Пробежав текст глазами, Стас передал лист Моралесу. Директор прочитал, ненадолго задумался, потом выпустил густое облако дыма и пожал плечами:
– В принципе возможно. Учитывая послужной список и место предписания Ублюдка, допуск у него был не меньше моего.

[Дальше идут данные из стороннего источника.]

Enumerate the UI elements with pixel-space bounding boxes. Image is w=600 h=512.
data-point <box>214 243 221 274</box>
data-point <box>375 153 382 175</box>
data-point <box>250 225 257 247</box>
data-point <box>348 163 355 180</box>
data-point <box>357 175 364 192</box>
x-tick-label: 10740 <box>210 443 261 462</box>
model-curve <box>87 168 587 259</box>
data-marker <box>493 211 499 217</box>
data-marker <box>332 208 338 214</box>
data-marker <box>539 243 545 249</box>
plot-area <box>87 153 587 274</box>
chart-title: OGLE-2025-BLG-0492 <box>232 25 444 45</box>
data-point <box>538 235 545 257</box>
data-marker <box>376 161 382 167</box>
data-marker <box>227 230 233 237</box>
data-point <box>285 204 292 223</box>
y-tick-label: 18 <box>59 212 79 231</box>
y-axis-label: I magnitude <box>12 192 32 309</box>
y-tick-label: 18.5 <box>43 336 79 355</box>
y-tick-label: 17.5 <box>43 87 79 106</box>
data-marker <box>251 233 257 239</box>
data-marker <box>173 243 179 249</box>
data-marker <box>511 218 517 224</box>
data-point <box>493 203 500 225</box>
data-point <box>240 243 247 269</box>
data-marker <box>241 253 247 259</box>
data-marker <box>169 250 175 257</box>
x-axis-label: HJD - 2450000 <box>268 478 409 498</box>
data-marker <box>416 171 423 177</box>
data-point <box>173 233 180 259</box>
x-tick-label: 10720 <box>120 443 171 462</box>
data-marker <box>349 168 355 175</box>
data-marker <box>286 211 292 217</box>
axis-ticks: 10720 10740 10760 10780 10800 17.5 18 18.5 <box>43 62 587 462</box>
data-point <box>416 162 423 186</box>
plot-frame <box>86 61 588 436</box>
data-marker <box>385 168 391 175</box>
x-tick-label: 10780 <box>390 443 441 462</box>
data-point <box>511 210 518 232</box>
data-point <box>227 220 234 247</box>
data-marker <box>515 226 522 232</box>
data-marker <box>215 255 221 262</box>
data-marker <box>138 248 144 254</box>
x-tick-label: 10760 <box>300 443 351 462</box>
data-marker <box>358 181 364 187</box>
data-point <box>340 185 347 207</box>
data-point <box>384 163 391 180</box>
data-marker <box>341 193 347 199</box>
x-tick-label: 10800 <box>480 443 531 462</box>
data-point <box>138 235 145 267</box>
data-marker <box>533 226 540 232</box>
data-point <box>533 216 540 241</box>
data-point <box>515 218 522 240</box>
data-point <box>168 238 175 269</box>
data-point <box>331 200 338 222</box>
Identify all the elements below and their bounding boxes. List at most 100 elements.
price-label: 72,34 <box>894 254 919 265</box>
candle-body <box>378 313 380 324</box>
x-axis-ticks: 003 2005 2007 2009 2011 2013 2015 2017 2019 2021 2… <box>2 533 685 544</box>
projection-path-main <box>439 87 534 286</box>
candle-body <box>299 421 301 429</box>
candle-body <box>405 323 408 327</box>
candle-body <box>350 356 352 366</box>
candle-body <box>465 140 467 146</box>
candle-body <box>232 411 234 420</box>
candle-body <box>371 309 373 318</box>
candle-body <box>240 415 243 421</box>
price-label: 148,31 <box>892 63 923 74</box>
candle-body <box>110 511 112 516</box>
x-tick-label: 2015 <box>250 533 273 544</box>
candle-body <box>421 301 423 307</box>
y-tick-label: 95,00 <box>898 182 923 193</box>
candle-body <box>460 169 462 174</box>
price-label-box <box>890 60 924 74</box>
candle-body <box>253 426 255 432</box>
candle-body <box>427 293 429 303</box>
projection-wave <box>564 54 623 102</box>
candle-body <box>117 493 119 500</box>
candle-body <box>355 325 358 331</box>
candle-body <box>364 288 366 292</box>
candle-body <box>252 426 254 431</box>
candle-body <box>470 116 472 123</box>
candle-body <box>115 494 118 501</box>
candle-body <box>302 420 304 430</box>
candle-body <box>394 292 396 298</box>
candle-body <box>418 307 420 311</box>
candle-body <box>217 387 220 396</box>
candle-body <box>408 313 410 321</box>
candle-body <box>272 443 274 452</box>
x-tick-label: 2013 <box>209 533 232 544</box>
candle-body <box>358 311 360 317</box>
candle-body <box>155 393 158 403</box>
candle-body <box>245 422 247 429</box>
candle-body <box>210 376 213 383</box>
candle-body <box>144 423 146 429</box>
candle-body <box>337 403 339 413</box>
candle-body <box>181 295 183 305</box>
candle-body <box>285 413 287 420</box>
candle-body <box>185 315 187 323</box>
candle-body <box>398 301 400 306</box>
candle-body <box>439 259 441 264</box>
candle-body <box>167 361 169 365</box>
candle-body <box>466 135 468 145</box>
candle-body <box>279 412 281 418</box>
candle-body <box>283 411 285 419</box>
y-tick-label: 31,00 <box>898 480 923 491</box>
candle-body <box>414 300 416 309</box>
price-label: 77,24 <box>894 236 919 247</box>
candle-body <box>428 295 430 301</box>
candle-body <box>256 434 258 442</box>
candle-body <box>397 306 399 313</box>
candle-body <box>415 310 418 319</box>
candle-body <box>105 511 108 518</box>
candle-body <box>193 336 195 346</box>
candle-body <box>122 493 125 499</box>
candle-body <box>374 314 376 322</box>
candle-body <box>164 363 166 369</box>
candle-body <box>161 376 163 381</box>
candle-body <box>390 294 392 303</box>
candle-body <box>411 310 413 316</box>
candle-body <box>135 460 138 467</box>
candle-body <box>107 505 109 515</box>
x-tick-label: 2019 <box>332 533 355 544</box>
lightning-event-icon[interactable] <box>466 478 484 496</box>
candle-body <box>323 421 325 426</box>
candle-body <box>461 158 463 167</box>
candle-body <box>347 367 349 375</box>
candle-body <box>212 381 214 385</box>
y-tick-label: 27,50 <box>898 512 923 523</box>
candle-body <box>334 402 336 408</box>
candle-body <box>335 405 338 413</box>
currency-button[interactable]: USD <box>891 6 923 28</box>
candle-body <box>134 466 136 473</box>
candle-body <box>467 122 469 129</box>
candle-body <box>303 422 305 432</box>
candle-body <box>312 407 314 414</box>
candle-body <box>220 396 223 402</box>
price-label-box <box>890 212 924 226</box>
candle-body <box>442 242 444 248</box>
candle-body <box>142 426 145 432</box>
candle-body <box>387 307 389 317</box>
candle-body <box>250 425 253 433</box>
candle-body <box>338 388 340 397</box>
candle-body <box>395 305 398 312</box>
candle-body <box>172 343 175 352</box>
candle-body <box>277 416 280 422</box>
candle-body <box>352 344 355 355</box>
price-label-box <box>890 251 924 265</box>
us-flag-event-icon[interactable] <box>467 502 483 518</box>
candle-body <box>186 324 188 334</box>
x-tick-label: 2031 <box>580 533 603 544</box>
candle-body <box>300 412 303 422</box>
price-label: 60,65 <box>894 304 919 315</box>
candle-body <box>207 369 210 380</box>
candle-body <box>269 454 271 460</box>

И если Б. – это Бекчетов, то младший – это Георг Гейгер, сводный брат Ублюдка по отцу. Он был ученым. О нем спрашивали у Бекчетова особисты. Да, не исключено. В этом долбаном деле вообще ничего нельзя исключать. И я, мать их, начинаю скучать по второму году после войны, когда я мотался по всему Периметру, пытаясь поймать и надрать задницу сукиному сыну по прозвищу Бумажка. Потому что тогда я знал, кто будет связываться с этим сраным ублюдком, а кто нет. Я знал, что этот пижон никогда не остановится в городе, где меньше трех улиц и нет игорного дома. Я знал, что можно исключить и что нельзя. А здесь… Мать твою так, долбаный Гейгер, чтоб ты себе легкие выкашлял, честное слово!
Шрам и Бруно удивленно уставились на Моралеса, в то время как Хворостов продолжал методично раскидывать записки Гейгера. Сообразив, что друзьям просто еще не приходилось слышать директора в амплуа «надрать долбаную, мать его, задницу», Стас тоже вернулся к записям.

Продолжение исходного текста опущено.